Aux patients qui subissent une mastectomie, on prescrit habituellement une reconstruction du lambeau perforateur épigastrique inférieur profond (DIEP). Celle-ci se pratique en prélevant du tissu adipeux dans l’abdomen pour recréer un monticule mammaire. Au lieu de cela, Jasmine a opté pour des implants mammaires afin de « préserver ses pectoraux », les muscles de la poitrine indispensables pour sa condition physique et son entraînement.
La question de savoir s’il fallait faire placer des implants n’a pas été simple non plus. Jasmine a lancé un appel sur les médias sociaux pour demander à d’autres femmes quel est l’effet des implants mammaires chez les sportives de force. Elle a envisagé diverses options avec sa chirurgienne, et a reçu l’assurance de pouvoir choisir des implants placés au-dessus plutôt qu’en dessous des muscles de sa poitrine, ce qui limiterait au maximum l’impact possible sur la force de sa ceinture abdominale.
Une prise de décisions conjointe
Jasmine confesse que sa plus grande crainte, lorsqu’elle a discuté des options de traitement, était que l’on ne lui donne pas ce qu’elle voulait. Elle a été tout à fait rassurée par sa chirurgienne, qui a tenu compte de tous ses besoins et de toutes ses craintes, et qui a plaidé en sa faveur.
Jasmine a appris que les décisions concernant la taille de ses implants et le fait d'avoir ou non des mamelons pouvaient influencer la complexité de l'opération et son temps de récupération. Elle a opté pour des seins plus petits sans mamelons, mais projette de se faire tatouer ces derniers, un service proposé par l’hôpital. Même s'il est difficile d'avoir ce type de conversation et de faire des choix douloureux, Jasmine estime qu'elle a de la chance de vivre dans un endroit où on lui propose toutes ces options.
« Pensez-vous à une date, pour l’opération ? »
Il a été demandé à Jasmine d’indiquer la date qu’elle préférait pour une opération chirurgicale, selon qu’elle se sentait suffisamment prête ou pas.
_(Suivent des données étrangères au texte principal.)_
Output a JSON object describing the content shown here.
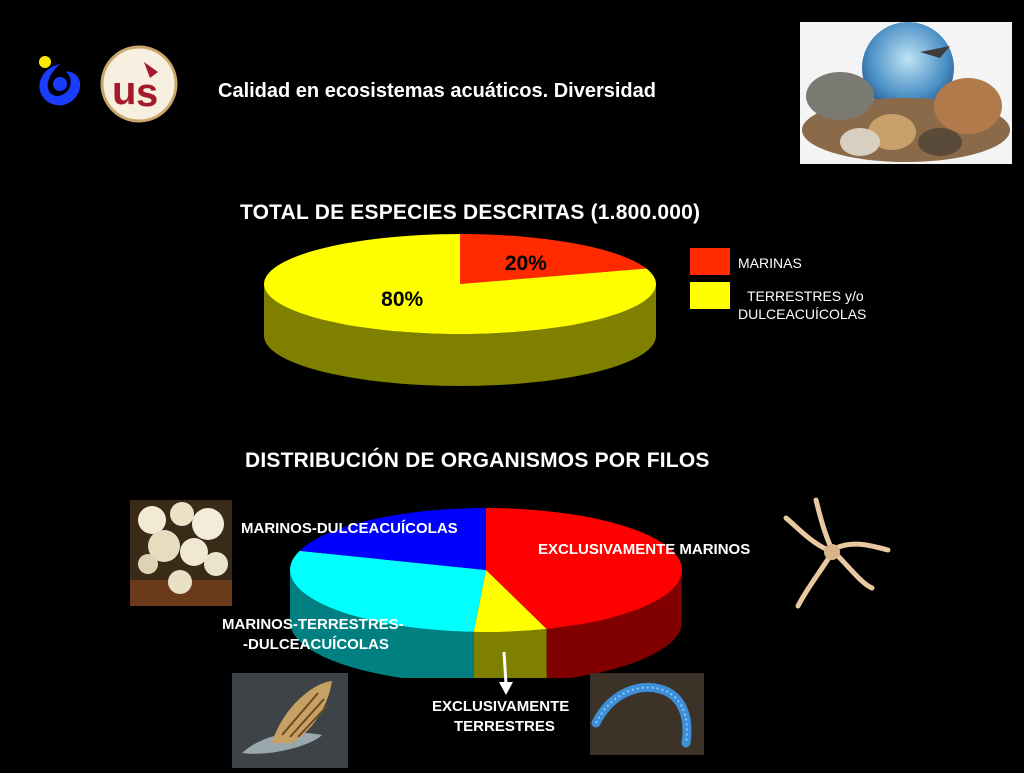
{
  "header": {
    "title": "Calidad en ecosistemas acuáticos. Diversidad",
    "logo_left_icon": "university-logo-icon",
    "logo_us_icon": "university-of-seville-seal-icon",
    "globe_image": "animals-globe-image"
  },
  "colors": {
    "background": "#000000",
    "marinas": "#ff2a00",
    "terrestres": "#ffff00",
    "exclusivamente_marinos": "#ff0000",
    "marinos_dulceacuicolas": "#0000ff",
    "marinos_terrestres_dulceacuicolas": "#00ffff",
    "exclusivamente_terrestres": "#ffff00"
  },
  "chart_data": [
    {
      "type": "pie",
      "title": "TOTAL DE ESPECIES DESCRITAS (1.800.000)",
      "categories": [
        "MARINAS",
        "TERRESTRES y/o DULCEACUÍCOLAS"
      ],
      "values": [
        20,
        80
      ],
      "data_labels": [
        "20%",
        "80%"
      ],
      "legend": {
        "placement": "right",
        "entries": [
          "MARINAS",
          "TERRESTRES y/o",
          "DULCEACUÍCOLAS"
        ]
      }
    },
    {
      "type": "pie",
      "title": "DISTRIBUCIÓN DE ORGANISMOS POR FILOS",
      "categories": [
        "EXCLUSIVAMENTE MARINOS",
        "EXCLUSIVAMENTE TERRESTRES",
        "MARINOS-TERRESTRES-DULCEACUÍCOLAS",
        "MARINOS-DULCEACUÍCOLAS"
      ],
      "values": [
        45,
        6,
        29,
        20
      ],
      "slice_labels": {
        "exclusivamente_marinos": "EXCLUSIVAMENTE MARINOS",
        "marinos_dulceacuicolas": "MARINOS-DULCEACUÍCOLAS",
        "mtd_line1": "MARINOS-TERRESTRES-",
        "mtd_line2": "-DULCEACUÍCOLAS",
        "exclusivamente_terrestres_line1": "EXCLUSIVAMENTE",
        "exclusivamente_terrestres_line2": "TERRESTRES"
      },
      "images": [
        "coral-photo",
        "starfish-photo",
        "snail-photo",
        "worm-photo"
      ]
    }
  ]
}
La première date disponible était en septembre, quinze jours après la consultation visant à convenir de son parcours thérapeutique. Jasmine a décidé de choisir celle-là.
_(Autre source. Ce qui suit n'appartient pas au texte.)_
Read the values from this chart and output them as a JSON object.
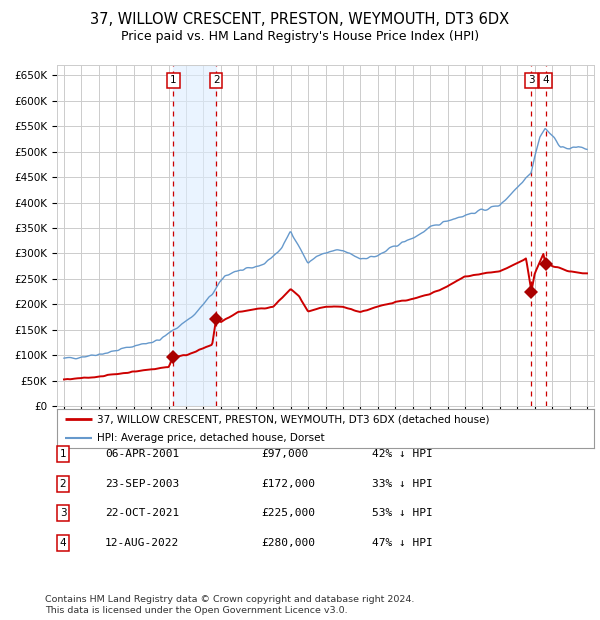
{
  "title": "37, WILLOW CRESCENT, PRESTON, WEYMOUTH, DT3 6DX",
  "subtitle": "Price paid vs. HM Land Registry's House Price Index (HPI)",
  "ylim": [
    0,
    670000
  ],
  "yticks": [
    0,
    50000,
    100000,
    150000,
    200000,
    250000,
    300000,
    350000,
    400000,
    450000,
    500000,
    550000,
    600000,
    650000
  ],
  "xlim_start": 1994.6,
  "xlim_end": 2025.4,
  "title_fontsize": 10.5,
  "subtitle_fontsize": 9,
  "legend1_label": "37, WILLOW CRESCENT, PRESTON, WEYMOUTH, DT3 6DX (detached house)",
  "legend2_label": "HPI: Average price, detached house, Dorset",
  "property_color": "#cc0000",
  "hpi_color": "#6699cc",
  "grid_color": "#cccccc",
  "shade_color": "#ddeeff",
  "vline_color": "#cc0000",
  "marker_color": "#aa0000",
  "transactions": [
    {
      "num": 1,
      "date": 2001.27,
      "price": 97000,
      "label": "06-APR-2001",
      "price_str": "£97,000",
      "pct": "42% ↓ HPI"
    },
    {
      "num": 2,
      "date": 2003.73,
      "price": 172000,
      "label": "23-SEP-2003",
      "price_str": "£172,000",
      "pct": "33% ↓ HPI"
    },
    {
      "num": 3,
      "date": 2021.81,
      "price": 225000,
      "label": "22-OCT-2021",
      "price_str": "£225,000",
      "pct": "53% ↓ HPI"
    },
    {
      "num": 4,
      "date": 2022.62,
      "price": 280000,
      "label": "12-AUG-2022",
      "price_str": "£280,000",
      "pct": "47% ↓ HPI"
    }
  ],
  "footer1": "Contains HM Land Registry data © Crown copyright and database right 2024.",
  "footer2": "This data is licensed under the Open Government Licence v3.0.",
  "hpi_anchors_x": [
    1995.0,
    1996.0,
    1997.5,
    1999.0,
    2000.5,
    2001.5,
    2002.5,
    2003.5,
    2004.2,
    2004.8,
    2005.5,
    2006.5,
    2007.5,
    2008.0,
    2009.0,
    2009.5,
    2010.5,
    2011.0,
    2012.0,
    2013.0,
    2014.0,
    2015.0,
    2016.0,
    2017.0,
    2018.0,
    2019.0,
    2020.0,
    2021.0,
    2021.5,
    2021.8,
    2022.0,
    2022.3,
    2022.6,
    2022.9,
    2023.5,
    2024.0,
    2024.5,
    2025.0
  ],
  "hpi_anchors_y": [
    93000,
    97000,
    105000,
    118000,
    130000,
    155000,
    180000,
    220000,
    255000,
    265000,
    268000,
    280000,
    310000,
    345000,
    280000,
    295000,
    305000,
    305000,
    290000,
    295000,
    315000,
    330000,
    350000,
    365000,
    375000,
    385000,
    395000,
    430000,
    450000,
    460000,
    490000,
    530000,
    545000,
    535000,
    510000,
    505000,
    510000,
    505000
  ],
  "prop_anchors_x": [
    1995.0,
    1996.5,
    1998.0,
    1999.5,
    2001.0,
    2001.27,
    2001.5,
    2002.0,
    2002.5,
    2003.5,
    2003.73,
    2004.0,
    2005.0,
    2006.0,
    2007.0,
    2008.0,
    2008.5,
    2009.0,
    2010.0,
    2011.0,
    2012.0,
    2013.0,
    2014.0,
    2015.0,
    2016.0,
    2017.0,
    2018.0,
    2019.0,
    2020.0,
    2021.0,
    2021.5,
    2021.81,
    2022.0,
    2022.5,
    2022.62,
    2022.8,
    2023.0,
    2024.0,
    2025.0
  ],
  "prop_anchors_y": [
    52000,
    56000,
    63000,
    70000,
    77000,
    97000,
    98000,
    100000,
    107000,
    120000,
    172000,
    165000,
    185000,
    190000,
    195000,
    230000,
    215000,
    185000,
    195000,
    195000,
    185000,
    195000,
    205000,
    210000,
    220000,
    235000,
    255000,
    260000,
    265000,
    280000,
    290000,
    225000,
    260000,
    300000,
    280000,
    280000,
    275000,
    265000,
    260000
  ]
}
L’opération a consisté à enlever le cancer du sein et les ganglions lymphatiques et à poser les implants mammaires. Les ganglions lymphatiques sont actuellement analysés pour déterminer si Jasmine aura besoin d’une chimiothérapie.
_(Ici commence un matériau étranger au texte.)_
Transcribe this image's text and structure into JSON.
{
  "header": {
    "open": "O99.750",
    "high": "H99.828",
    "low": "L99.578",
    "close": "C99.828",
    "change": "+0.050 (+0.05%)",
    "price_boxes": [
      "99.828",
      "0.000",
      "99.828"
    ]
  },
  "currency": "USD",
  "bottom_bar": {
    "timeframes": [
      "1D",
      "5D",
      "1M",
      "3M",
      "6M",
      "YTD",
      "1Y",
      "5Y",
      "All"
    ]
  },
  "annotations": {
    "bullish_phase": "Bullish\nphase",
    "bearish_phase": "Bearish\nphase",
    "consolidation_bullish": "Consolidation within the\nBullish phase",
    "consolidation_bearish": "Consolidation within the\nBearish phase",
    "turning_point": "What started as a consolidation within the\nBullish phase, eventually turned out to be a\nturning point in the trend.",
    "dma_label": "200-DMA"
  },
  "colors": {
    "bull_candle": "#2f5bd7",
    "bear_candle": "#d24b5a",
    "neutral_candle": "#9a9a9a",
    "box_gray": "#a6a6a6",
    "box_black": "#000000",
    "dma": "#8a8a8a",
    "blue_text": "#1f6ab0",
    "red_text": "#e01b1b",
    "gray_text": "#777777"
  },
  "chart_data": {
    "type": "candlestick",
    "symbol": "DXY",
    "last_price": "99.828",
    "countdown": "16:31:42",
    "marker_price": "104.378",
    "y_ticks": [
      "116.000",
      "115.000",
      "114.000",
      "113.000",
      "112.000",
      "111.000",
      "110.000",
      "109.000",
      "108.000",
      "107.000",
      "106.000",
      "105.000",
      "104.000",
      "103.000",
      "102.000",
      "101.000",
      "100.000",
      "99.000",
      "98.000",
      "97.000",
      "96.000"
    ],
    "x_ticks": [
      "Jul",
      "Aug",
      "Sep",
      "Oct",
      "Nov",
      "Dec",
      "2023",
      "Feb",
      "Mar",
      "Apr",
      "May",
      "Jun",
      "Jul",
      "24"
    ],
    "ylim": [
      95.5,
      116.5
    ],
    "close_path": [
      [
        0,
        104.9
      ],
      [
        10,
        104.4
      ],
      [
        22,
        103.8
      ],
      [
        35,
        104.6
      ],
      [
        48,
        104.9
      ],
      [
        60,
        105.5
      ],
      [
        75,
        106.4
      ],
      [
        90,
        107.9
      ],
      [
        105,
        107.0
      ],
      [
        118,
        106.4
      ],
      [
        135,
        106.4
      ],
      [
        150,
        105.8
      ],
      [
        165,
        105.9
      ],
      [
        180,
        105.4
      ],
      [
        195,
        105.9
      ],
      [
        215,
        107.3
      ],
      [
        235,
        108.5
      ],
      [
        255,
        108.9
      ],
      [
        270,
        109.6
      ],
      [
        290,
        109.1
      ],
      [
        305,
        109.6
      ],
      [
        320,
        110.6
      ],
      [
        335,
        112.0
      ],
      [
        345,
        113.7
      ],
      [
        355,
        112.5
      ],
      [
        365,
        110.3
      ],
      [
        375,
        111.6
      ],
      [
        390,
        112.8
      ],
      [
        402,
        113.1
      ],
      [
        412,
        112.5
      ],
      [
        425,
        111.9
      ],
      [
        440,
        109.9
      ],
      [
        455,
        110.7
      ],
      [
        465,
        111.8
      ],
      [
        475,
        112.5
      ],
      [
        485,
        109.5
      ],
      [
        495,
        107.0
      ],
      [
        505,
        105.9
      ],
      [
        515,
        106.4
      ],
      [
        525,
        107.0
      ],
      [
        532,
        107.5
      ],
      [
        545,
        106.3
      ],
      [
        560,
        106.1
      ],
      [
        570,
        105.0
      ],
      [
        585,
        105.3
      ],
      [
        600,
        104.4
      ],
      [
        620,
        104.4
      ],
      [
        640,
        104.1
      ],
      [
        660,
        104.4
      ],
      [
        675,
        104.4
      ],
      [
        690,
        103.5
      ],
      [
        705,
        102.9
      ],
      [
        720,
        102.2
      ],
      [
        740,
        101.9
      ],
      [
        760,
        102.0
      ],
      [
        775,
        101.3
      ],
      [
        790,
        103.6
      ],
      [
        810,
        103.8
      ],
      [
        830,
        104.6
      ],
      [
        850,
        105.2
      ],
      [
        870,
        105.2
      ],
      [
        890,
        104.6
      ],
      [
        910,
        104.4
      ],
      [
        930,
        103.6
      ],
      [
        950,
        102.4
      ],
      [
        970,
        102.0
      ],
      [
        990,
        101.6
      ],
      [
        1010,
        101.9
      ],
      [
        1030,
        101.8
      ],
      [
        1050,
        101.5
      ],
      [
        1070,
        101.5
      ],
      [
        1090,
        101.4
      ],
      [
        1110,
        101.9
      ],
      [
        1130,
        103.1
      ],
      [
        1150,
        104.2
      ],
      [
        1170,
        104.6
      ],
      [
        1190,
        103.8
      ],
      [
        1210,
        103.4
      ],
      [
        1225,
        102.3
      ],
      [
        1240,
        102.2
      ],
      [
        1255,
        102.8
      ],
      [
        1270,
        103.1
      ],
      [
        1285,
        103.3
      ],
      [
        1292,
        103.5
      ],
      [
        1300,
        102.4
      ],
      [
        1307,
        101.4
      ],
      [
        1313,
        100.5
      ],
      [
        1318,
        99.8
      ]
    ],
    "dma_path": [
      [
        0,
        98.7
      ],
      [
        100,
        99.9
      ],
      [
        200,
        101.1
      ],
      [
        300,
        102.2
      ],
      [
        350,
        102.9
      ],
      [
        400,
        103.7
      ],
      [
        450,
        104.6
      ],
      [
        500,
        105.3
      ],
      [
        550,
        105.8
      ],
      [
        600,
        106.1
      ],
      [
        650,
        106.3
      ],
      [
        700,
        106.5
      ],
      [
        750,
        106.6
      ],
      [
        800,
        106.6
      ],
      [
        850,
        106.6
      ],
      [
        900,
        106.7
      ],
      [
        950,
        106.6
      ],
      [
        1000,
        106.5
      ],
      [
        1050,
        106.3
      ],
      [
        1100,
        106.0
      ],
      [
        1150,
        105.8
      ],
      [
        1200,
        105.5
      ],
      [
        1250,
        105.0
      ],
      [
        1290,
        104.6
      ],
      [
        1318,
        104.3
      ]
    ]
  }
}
Nous sommes maintenant en octobre. Jasmine s’est rétablie avec une rapidité remarquable, notamment grâce à son niveau de condition physique au moment du diagnostic. Juin lui paraît très loin.
L’attente des résultats est une constante du parcours de soins. Alors qu’elle attend patiemment les résultats du test sur ses ganglions lymphatiques, elle est très satisfaite des soins qu'elle a reçus. En particulier, elle ne tarit pas d’éloges sur la communication permanente avec son infirmière spécialisée en oncologie, qui l’appelle régulièrement pour lui transmettre les nouvelles, et aussi s’il n’y en a pas. Hormis quelques erreurs administratives mineures qui n'ont pas eu d'impact sur son traitement, mais qui ont provoqué une certaine confusion, elle n’a aucune critique à formuler sur les soins reçus.
Cette expérience ne l’a pas tellement changée, si ce n’est qu’elle a renforcé sa conviction initiale : « Tire le meilleur parti possible de ce que tu as. »
Le récit de Jasmine est un exemple de parcours thérapeutique idéal contre le cancer, depuis la détection précoce jusqu’au diagnostic rapide et au traitement accessible, à prix raisonnable.